An analysis combining the signals provided by TcPCO2 and data from ventilator software may be an interesting option for monitoring NIV, offering a noninvasive global estimation of NIV efficacy without requiring ABG. Moreover, this approach enables unattended assessment both at the hospital and at home without complex logistics. Failure to retrieve data is rare [44] and instrumental drift of TcPCO2 is a minor problem when used by an experienced team [20, 39, 45, 46]. Interpretation of the results is simple and further analysis of detailed raw data provided by ventilator software can help clarify the underlying mechanism implicated in NIV inefficacy. This may allow optimization of ventilator settings limiting PSG to more complex cases. Unfortunately, use of TcPCO2 is at present still limited by the cost of the devices.

We acknowledge a few limitations to our study. Firstly, we did not perform full PSG under NIV. Even if PSG allows the evaluation of patient-ventilator interactions and characterization of abnormal respiratory events occurring under NIV [7], the impact of these events on morbidity and related therapeutic end points remains speculative [47]. Furthermore, it does not provide an accurate estimation of alveolar ventilation per se, which is the main goal of ventilator assistance. It is also probable that leaks could be underscored by PSG.

Secondly, we excluded 32 patients with nocturnal NIV and oxygen therapy. Supplemental oxygen impacts on SpO2 values and reduces the amplitude of desaturations, decreasing the reliability of NPO to assess NIV efficacy. It must be noted that the majority of excluded patients suffered from chronic obstructive pulmonary disease.

Thirdly, NIV is considered beneficial if used more than 4 h per night (for ALS [48]; for COPD [49]; for obesity-hypoventilation syndrome [50]). We also excluded patients using NIV for less than 4 h per night. Poor compliance to NIV may result from discomfort related to leaks or a low perceived benefit of treatment. This could have underestimated the proportion of inadequately ventilated patients even if leaks represent the most frequent abnormality in our study.

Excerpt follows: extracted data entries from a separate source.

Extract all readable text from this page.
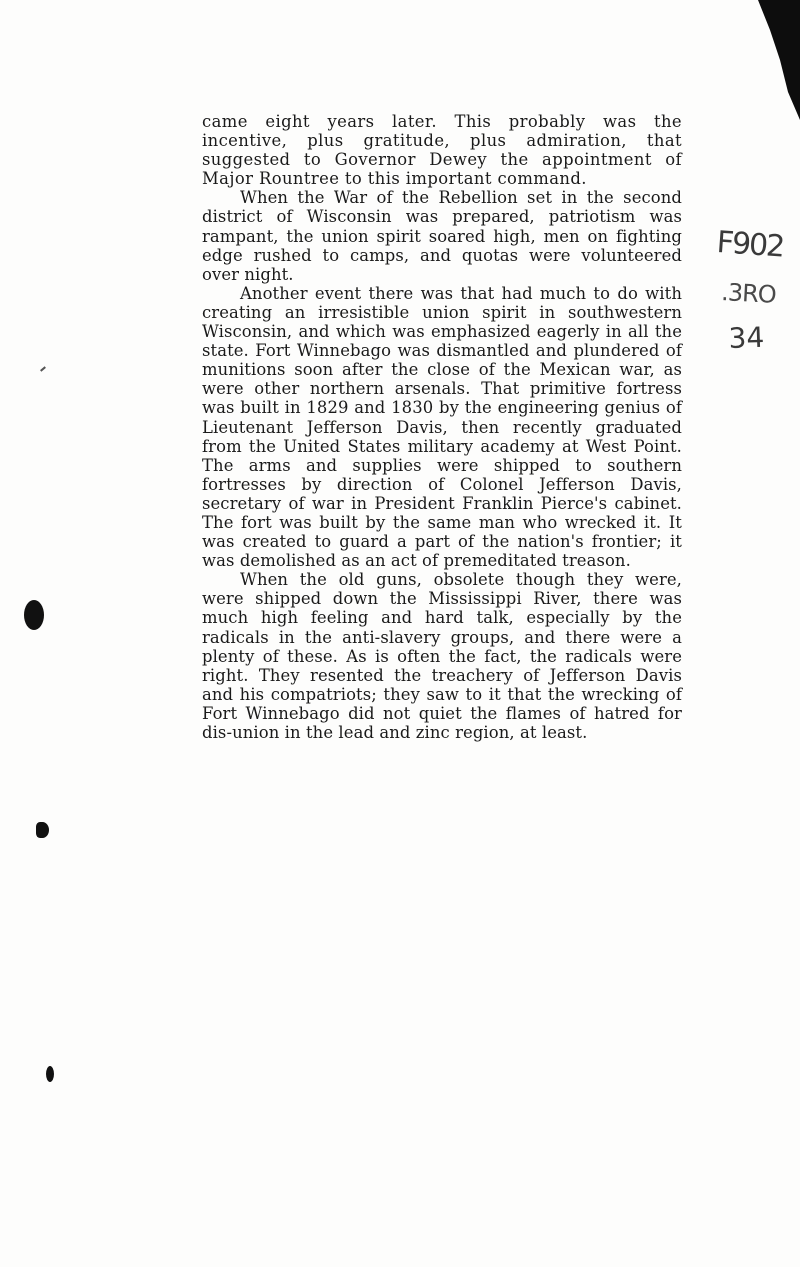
came eight years later. This probably was the incentive, plus gratitude, plus admiration, that suggested to Governor Dewey the appointment of Major Rountree to this important command.

When the War of the Rebellion set in the second district of Wisconsin was prepared, patriotism was rampant, the union spirit soared high, men on fighting edge rushed to camps, and quotas were volunteered over night.

Another event there was that had much to do with creating an irresistible union spirit in southwestern Wisconsin, and which was emphasized eagerly in all the state. Fort Winnebago was dismantled and plundered of munitions soon after the close of the Mexican war, as were other northern arsenals. That primitive fortress was built in 1829 and 1830 by the engineering genius of Lieutenant Jefferson Davis, then recently graduated from the United States military academy at West Point. The arms and supplies were shipped to southern fortresses by direction of Colonel Jefferson Davis, secretary of war in President Franklin Pierce's cabinet. The fort was built by the same man who wrecked it. It was created to guard a part of the nation's frontier; it was demolished as an act of premeditated treason.

When the old guns, obsolete though they were, were shipped down the Mississippi River, there was much high feeling and hard talk, especially by the radicals in the anti-slavery groups, and there were a plenty of these. As is often the fact, the radicals were right. They resented the treachery of Jefferson Davis and his compatriots; they saw to it that the wrecking of Fort Winnebago did not quiet the flames of hatred for dis-union in the lead and zinc region, at least.

F902
.3RO
34
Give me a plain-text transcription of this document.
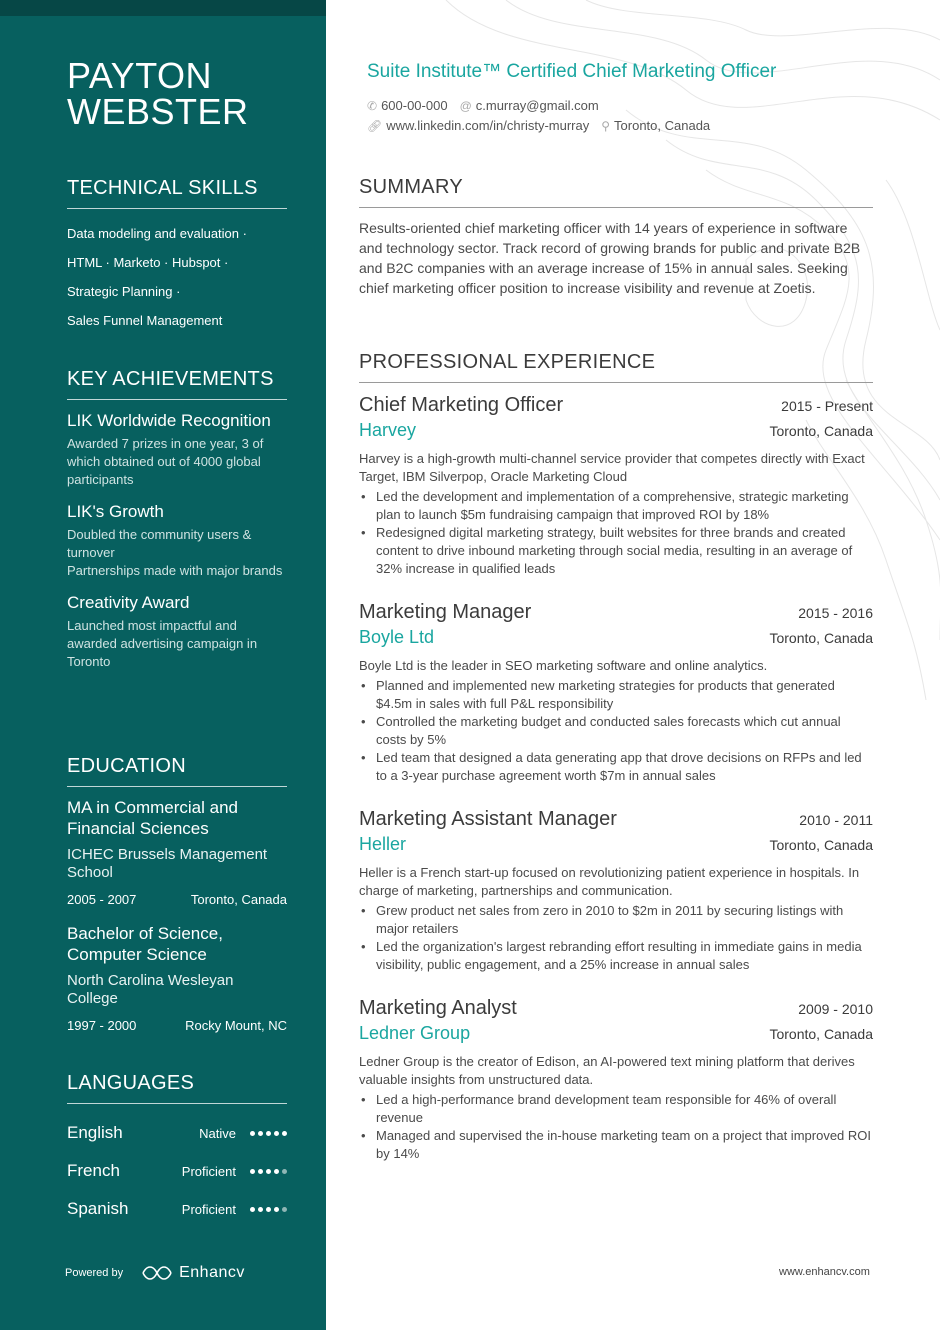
PAYTON
WEBSTER
TECHNICAL SKILLS
Data modeling and evaluation ·
HTML · Marketo · Hubspot ·
Strategic Planning ·
Sales Funnel Management
KEY ACHIEVEMENTS
LIK Worldwide Recognition
Awarded 7 prizes in one year, 3 of which obtained out of 4000 global participants
LIK's Growth
Doubled the community users & turnover
Partnerships made with major brands
Creativity Award
Launched most impactful and awarded advertising campaign in Toronto
EDUCATION
MA in Commercial and Financial Sciences
ICHEC Brussels Management School
2005 - 2007	Toronto, Canada
Bachelor of Science, Computer Science
North Carolina Wesleyan College
1997 - 2000	Rocky Mount, NC
LANGUAGES
English	Native
French	Proficient
Spanish	Proficient
Powered by	Enhancv
Suite Institute™ Certified Chief Marketing Officer
✆ 600-00-000 @ c.murray@gmail.com
🔗︎ www.linkedin.com/in/christy-murray ⚲ Toronto, Canada
SUMMARY

Results-oriented chief marketing officer with 14 years of experience in software and technology sector. Track record of growing brands for public and private B2B and B2C companies with an average increase of 15% in annual sales. Seeking chief marketing officer position to increase visibility and revenue at Zoetis.

PROFESSIONAL EXPERIENCE
Chief Marketing Officer	2015 - Present
Harvey	Toronto, Canada
Harvey is a high-growth multi-channel service provider that competes directly with Exact Target, IBM Silverpop, Oracle Marketing Cloud
• Led the development and implementation of a comprehensive, strategic marketing plan to launch $5m fundraising campaign that improved ROI by 18%
• Redesigned digital marketing strategy, built websites for three brands and created content to drive inbound marketing through social media, resulting in an average of 32% increase in qualified leads
Marketing Manager	2015 - 2016
Boyle Ltd	Toronto, Canada
Boyle Ltd is the leader in SEO marketing software and online analytics.
• Planned and implemented new marketing strategies for products that generated $4.5m in sales with full P&L responsibility
• Controlled the marketing budget and conducted sales forecasts which cut annual costs by 5%
• Led team that designed a data generating app that drove decisions on RFPs and led to a 3-year purchase agreement worth $7m in annual sales
Marketing Assistant Manager	2010 - 2011
Heller	Toronto, Canada
Heller is a French start-up focused on revolutionizing patient experience in hospitals. In charge of marketing, partnerships and communication.
• Grew product net sales from zero in 2010 to $2m in 2011 by securing listings with major retailers
• Led the organization's largest rebranding effort resulting in immediate gains in media visibility, public engagement, and a 25% increase in annual sales
Marketing Analyst	2009 - 2010
Ledner Group	Toronto, Canada
Ledner Group is the creator of Edison, an AI-powered text mining platform that derives valuable insights from unstructured data.
• Led a high-performance brand development team responsible for 46% of overall revenue
• Managed and supervised the in-house marketing team on a project that improved ROI by 14%
www.enhancv.com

Fourthly, we failed to show an impact of NIV efficacy on sleep quality or patient symptoms. Both scores employed for assessing comfort and quality of sleep have been previously used to assess subjective impact of changes in ventilator modes (volume-targeted versus conventional bi-level pressure support) [25]. Our results suggest that subjective assessment does not suffice for the detection of inappropriate ventilation. The poor correlation between residual respiratory events and patients’ perception has been previously reported [9, 10]. Finally, the impact of NIV efficacy on survival could not be assessed due to the heterogeneity of our population consisting of subgroups (OLD, CWD, NMD) with different prognoses. Further investigations are needed to identify which of the selected tools included significantly impacts on patient-related outcomes such as symptoms, health-related quality of life or survival.

In summary, this study shows that combining morning ABG and nocturnal SpO2 is not sufficient to accurately assess NIV efficacy. An alternative strategy combining data from ventilator software and TcPCO2 performed better for detecting inappropriate NIV without requiring ABG. Models of care for chronically ill patients living at home are evolving with tele-monitoring. TcPCO2 and ventilator software data are increasingly available at home. Moreover, their easy interpretation makes it feasible in real life and in a variety of clinical settings. This combination may be very useful in future strategies for long-term NIV monitoring.